Scientists examining first pregnant Egyptian mummy believe they understand why none have ever been found before
-
Scientists who registered a pregnant mom have explained why they believe no more have been found.
-
This could be due to a chemical reaction that dissolves the bones of unborn children.
-
This makes them almost invisible to x-rays and could mean that other pregnant mummies simply went unnoticed.
Scientists working on mummified remains from Egypt recently made a huge discovery: a set of remains that they believed to be a man were actually a woman and a pregnant woman.
Before the Warsaw Mummy Project analyzed the remains, no one had ever spotted a fetus in a mummified body before.
Wojtek Esjmond, a Warsaw mummy project who led the study, told Insider on Friday that it had always seemed odd.
“Women of childbearing age may not have been constantly pregnant, but every few years they would have been pregnant,” he said. So why was there no evidence that dead pregnant women mummified?
Fetal skeletons – the usual way to spot a developing baby in these kinds of cases – never showed up on x-rays. Scientists had to develop technology that didn’t look for bones.
“Radiologists were looking for bones, and our case shows that in fact you shouldn’t. You should be looking for soft tissue with a unique shape,” he said.
In a letter published Dec. 30 in the peer-reviewed Journal of Scientists, the researchers speculated as to why the fetus might have disappeared from scans. It is basically stripping.
“It’s like an experiment with an egg. You put an egg with an acid, the shell dissolves, leaving only the inside of the egg,” Esjmond said.
“When the acid is evaporated, you have a pot with just an egg coated in minerals,” he said.
Something similar probably happened in the body of the mummy.
As the body breaks down, it begins to acidify naturally. “Formic acid appears in the blood, which makes the body’s environment more acidic,” Esjmond said.
When this acidic environment hit the dead fetus, almost all of the bones dissolved.
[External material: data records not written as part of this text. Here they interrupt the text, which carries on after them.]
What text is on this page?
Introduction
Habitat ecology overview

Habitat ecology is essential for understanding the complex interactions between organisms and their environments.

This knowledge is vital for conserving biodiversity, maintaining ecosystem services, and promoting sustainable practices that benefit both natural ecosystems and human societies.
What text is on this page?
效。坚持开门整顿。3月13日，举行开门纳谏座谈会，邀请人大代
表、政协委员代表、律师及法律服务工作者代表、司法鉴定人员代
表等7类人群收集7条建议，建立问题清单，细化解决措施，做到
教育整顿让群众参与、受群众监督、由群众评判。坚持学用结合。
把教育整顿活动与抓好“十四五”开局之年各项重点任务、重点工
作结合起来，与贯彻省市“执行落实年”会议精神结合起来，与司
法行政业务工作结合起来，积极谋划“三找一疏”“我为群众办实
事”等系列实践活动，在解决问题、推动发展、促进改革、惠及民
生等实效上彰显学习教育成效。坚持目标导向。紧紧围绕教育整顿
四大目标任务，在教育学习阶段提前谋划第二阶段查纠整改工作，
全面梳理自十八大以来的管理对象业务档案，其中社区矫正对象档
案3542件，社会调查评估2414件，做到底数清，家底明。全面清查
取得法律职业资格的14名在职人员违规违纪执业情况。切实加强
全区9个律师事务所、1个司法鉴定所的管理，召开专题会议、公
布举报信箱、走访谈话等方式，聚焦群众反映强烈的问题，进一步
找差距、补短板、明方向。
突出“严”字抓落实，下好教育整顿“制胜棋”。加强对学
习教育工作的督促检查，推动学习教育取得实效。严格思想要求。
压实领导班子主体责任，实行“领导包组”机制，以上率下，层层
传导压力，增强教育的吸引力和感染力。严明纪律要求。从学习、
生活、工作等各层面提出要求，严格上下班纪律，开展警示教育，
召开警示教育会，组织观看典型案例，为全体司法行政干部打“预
The remnants of the chemical reaction, a pile of minerals, were dispersed in the water that remained in the uterus, scientists speculated.
This made the small body virtually invisible to x-ray scanners.
“One way to explain it is that [the process] marinated it, basically, ”Esjmond said.
So why didn’t the mother’s bones dissolve?
This is because, during mummification, the body is covered with natrium salt to dry out the body. Drying it captured the minerals in place, Esjmond said, so the bones could still be spotted.
So far, the mummy studied by the Warsaw Mummy Project is the only one believed to have been mummified while pregnant.
“But other research might show it’s more common than you think,” Esjmond said.